“Nei ho. Nei ho ma?”
I am just warming up to greet Mr. Jackie Chan in Cantonese for our interview over lunch in his hometown, also known as Hong Kong, The City of Life.
And you already know from a recent post on October 27 that I have been quite fond of Hong Kong.
Let me re-phrase that: I just love the place!
I will try to be as concise as humanly possible:
Staying at The Royal Garden Hotel at TST (Tsim Sha Tsui) Kowloon means that I just have to walk over to the Star Ferry Terminal and hop on the ferry for a short ride over to Central on Hong Kong Island. This is very cool!
The people of Hong Kong dine on Dim Sum and because nothing conveys a sense of Chinese life more vividly than a visit to a crowded, lively Cantonese restaurant. That’s what it’s going to be. That’s what it has to be.
Let’s check out Frommer’s recommendation:
The Luk Yu Tea House, that first opened in 1933 and that is famous for its Dim Sum.
Their quaint ceiling fans, spittoons, and wooden booths evoke a 1930s ambience.
Everyday packed with regular customers, it’s hard to find an empty seat here, but I have no doubt that there’s always a table for Jackie Chan and a guest.
So I get there on time or better shortly before our scheduled interview and would you believe it, they simply don’t believe that I actually have a lunch appointment with Hong Kong’s favourite son.
Can we even call him that?
Now, why won’t they believe me? Hmm, let me think.
I get over it within not more than a micro-second, because I know that I am scheduled to meet Mr. Jackie Chan alias Chan Kong Sang which happens to mean “born in Hong Kong”.
And there he comes already and even though we haven’t met before in person he somehow knows that I am The Martial Arts Reporter. And no, not because I am wearing some funny flower in the button-hole of my blazer to get his attention.
It’s gotta be the positive energy, man.
I have been looking forward to this opportunity for some time now and my famous interviewee can sense it.
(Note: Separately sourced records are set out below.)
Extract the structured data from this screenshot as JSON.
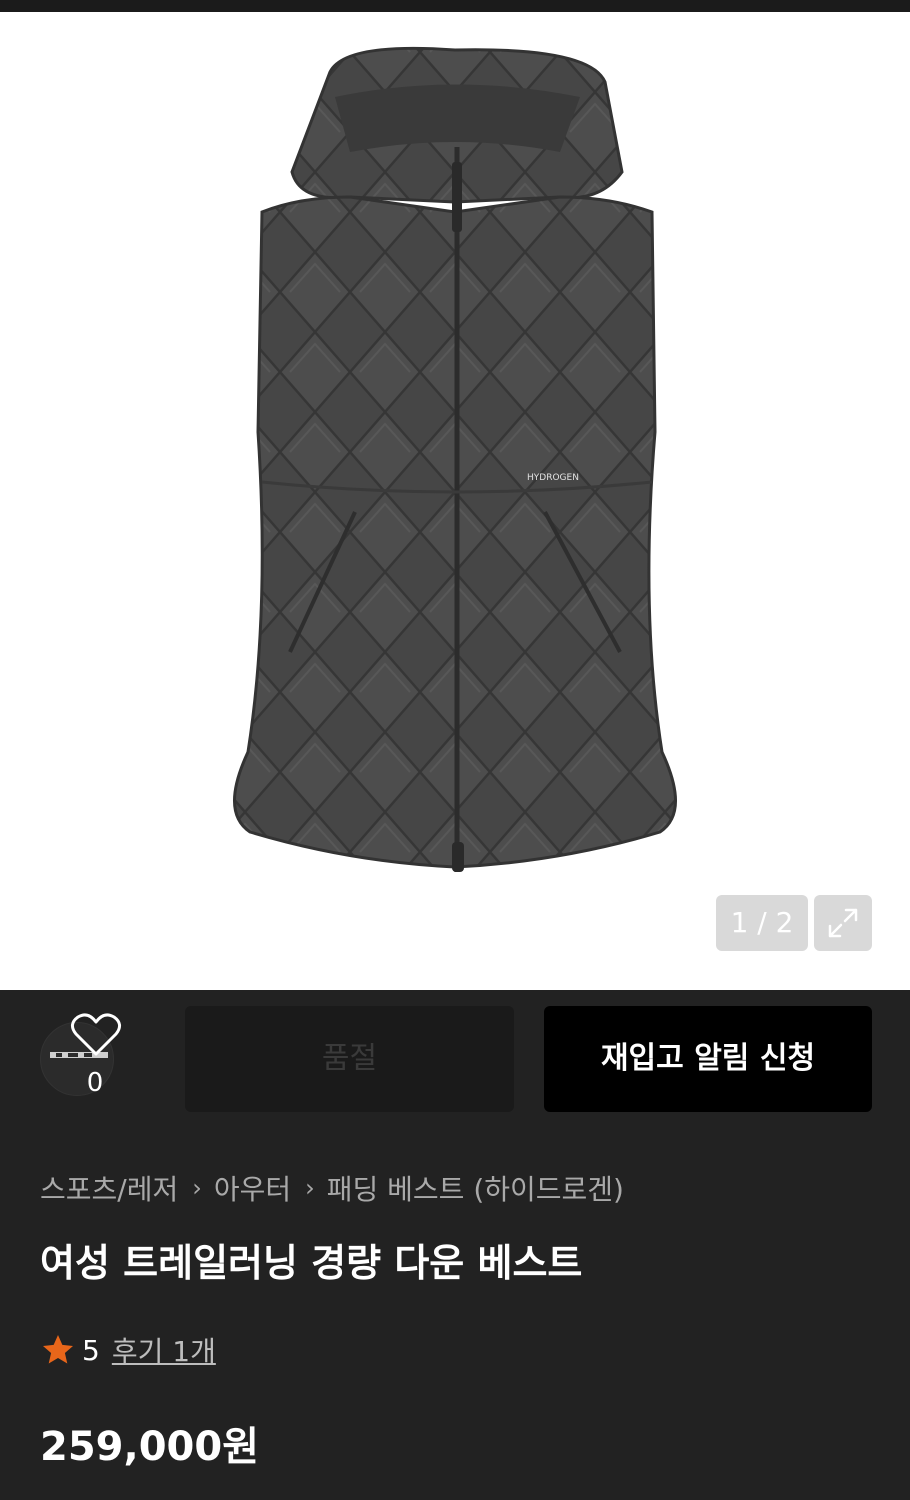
{
  "gallery": {
    "counter": "1 / 2",
    "brand_print": "HYDROGEN"
  },
  "wishlist": {
    "count": "0"
  },
  "actions": {
    "soldout_label": "품절",
    "restock_label": "재입고 알림 신청"
  },
  "breadcrumb": {
    "items": [
      "스포츠/레저",
      "아우터",
      "패딩 베스트 (하이드로겐)"
    ]
  },
  "product": {
    "title": "여성 트레일러닝 경량 다운 베스트",
    "rating": "5",
    "reviews_label": "후기 1개",
    "price": "259,000원"
  },
  "colors": {
    "background": "#222222",
    "accent_star": "#e8661a",
    "vest": "#454545"
  },
  "icons": {
    "wishlist": "heart-icon",
    "expand": "expand-icon",
    "rating": "star-icon",
    "separator": "chevron-right-icon"
  }
}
The initial welcome is very sincere and I must say, it feels like we have known each other ever since we were kids. Odd, isn’t it?
“Nei ho. Nei ho ma?”
And of course, Jackie is impressed with my absolutely accent-free pronunciation and he responds in absolutely accent-free Cantonese himself. Why am I not surprised?
He is throwing all this Cantonese at me that my head starts to spin, so I politely ask him if it would be alright to switch over to English.
That’s quite fine with him, he says.
He just thought that I actually spoke Cantonese and I just thought I would try to impress him with a couple of words. We get a good laugh over that one.
Now, in the meantime the word has spread that The Martial Arts Reporter is in house. Or is it because superstar Jackie Chan is in house? We’ll never know for sure.
Anyway, they have to close off the entrance to the restaurant to avoid the masses to swarm inside and create total chaos.
And believe me, it’s already pretty crowded in th Luk Yu Tea House.
The owners themselves show us to our booth and the waitress immediately brings us some Jasmine tea, which just happens to be one of my favorites. This is turning out to be an awesome day. Can you feel it?
We find ourselves in an energetic place where we can feast on spring rolls, steamed dumplings, and other delicacies served in bamboo steamers. And it all tastes great!
So, here I am sitting with Jackie Chan and I remind myself that I want to ask him just a handful of questions that go a bit deeper than just touch the surface. You know what I’m saying.
There is hardly a corner left in the world that hasn’t heard of Jackie Chan. The martial artist, actor, action choreographer, filmmaker, comedian, producer, screenwriter, philanthropist, entrepreneur, singer and stunt performer.
In his movies, he consistently sets the bar higher for his acrobatic fighting style, comic timing, use of improvised weapons and innovative stunts.
He has come a long way since his early days as a stunt performer in the Bruce Lee movies “Fist of Fury” and “Enter The Dragon”.
Jackie Chan has been able to carve out his own personal niche and has created a global fan base that is nothing short of mindboggling.
But I do not want to rehash the stuff that we all know about him in this unique encounter.
I would like to ask Jackie Chan in person and uncensored:
“What do you consider your greatest personal accomplishment and what are you most proud of so far?”
“If you had start all over and let’s remember that you started your movie career at a very young age, what would you do different, if at all?”
“What does your perfect day look like?”
“There are certainly many people who would love to meet you. Who would you like sit down with?”
“If you do have something like a so-called “bucket list”, can you share what’s on it?”
“You have probably heard of The Bigger The Why, The Easier The How, you make things look easy, even though you still work harder than most, what is your Why or Life’s Purpose?”
“If you would want to be asked just one question by an interviewer, what would that question be?”
I am pretty sure this is what my perfect interview on my perfect day with Jackie Chan would look like if I ever get the opportunity to sit down with him over Dim Sum.
Trust me, I am ready and I am looking forward to it!